Here are the controlled shuffles employed in Rubik's Cards:

- The
*n*Frustration Count: The top*n*cards are reversed and put below the rest of the deck. A 2 Frustration Count (2FC) on ABCDEFGHIJKLM yields CDEFGHIJKLMBA. - The
*n,m*Block Count: Cards are dealt to the table in blocks of*n*and*m*, reversing the order of the blocks, but not the cards within the blocks. A 3,2 Block Count (3,2BC) on ABCDEFGHIJKLM yields KLMIJFGHDEABC. - The Reverse Faro Shuffle: Cards are alternately injogged and outjogged so the cards in even-numbered positions stick out, and then are put either below (for a Reverse Out Shuffle) or on top of (for a Reverse In Shuffle) the cards in odd-numbered positions. A Reverse In Shuffle (RIS) on ABCDEFGHIJKLM yields BDFHJLACEGIKM.
- The Australian Shuffle: The cards are alternately dealt "down" to the table and "under" the rest of the pack. ABCDEFGHIJKLM becomes JFBLHDMKIGECA.

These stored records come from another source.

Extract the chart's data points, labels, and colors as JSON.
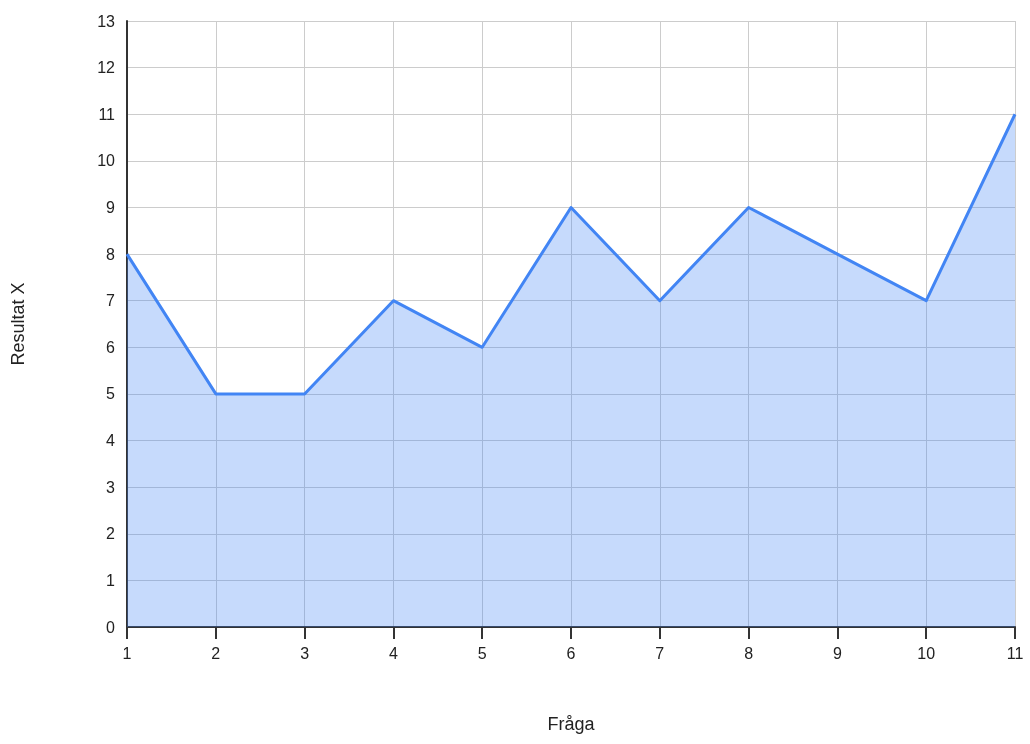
{
  "chart_data": {
    "type": "area",
    "xlabel": "Fråga",
    "ylabel": "Resultat X",
    "x": [
      1,
      2,
      3,
      4,
      5,
      6,
      7,
      8,
      9,
      10,
      11
    ],
    "values": [
      8,
      5,
      5,
      7,
      6,
      9,
      7,
      9,
      8,
      7,
      11
    ],
    "color": "#4285f4",
    "xlim": [
      1,
      11
    ],
    "xticks": [
      1,
      2,
      3,
      4,
      5,
      6,
      7,
      8,
      9,
      10,
      11
    ],
    "ylim": [
      0,
      13
    ],
    "yticks": [
      0,
      1,
      2,
      3,
      4,
      5,
      6,
      7,
      8,
      9,
      10,
      11,
      12,
      13
    ],
    "grid": true,
    "marker": "none",
    "line_style": "solid"
  }
}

2FC: LKBFAEMJIDCGH -> BFAEMJIDCGHKL

3FC: BFAEMJIDCGHKL -> EMJIDCGHKLAFB

4FC: EMJIDCGHKLAFB -> DCGHKLAFBIJME

3,2BC: DCGHKLAFBIJME -> JMEBILAFHKDCG

RIS: JMEBILAFHKDCG -> MBLFKCJEIAHDG

AS: MBLFKCJEIAHDG -> ABCDEFGHIJKLM

The cards don't appear to be in any particular order until the final step. Of course, the person who created this trick probably just took some random-looking, but easily remembered, moves and reversed them to get the starting configuration. In this problem, we're given a starting configuration and an ending configuration, and wish to find the shortest route. It's trivial to prove that any configuration can be reached via 1FC's and 2FC's (although such a solution is potentially extremely long, not to mention that 1FC's seem inelegant to me), but by adding more controlled shuffles to the database and taking advantage of the fact that we have a choice of many ending positions (the words BIBLE ATLAS GOOSE THIGH can be placed in 24 different orders, they can be dealt from a deck of BAGTITOHBLOILASGESEH or from a deck of BIBLEATLASGOOSETHIGH), surely a reasonably memorable solution can be found. We only have under 1.4 billion positions to navigate, after all!

(Addendum: A proposed generalization of the Australian shuffle is the

*n*Australian Shuffle, where there are

*n*unders after each down. Thus, the AS becomes the 1AS, a 0AS reverses the order of the deck, and a 3AS turns ABCDEF into BDFCEA.)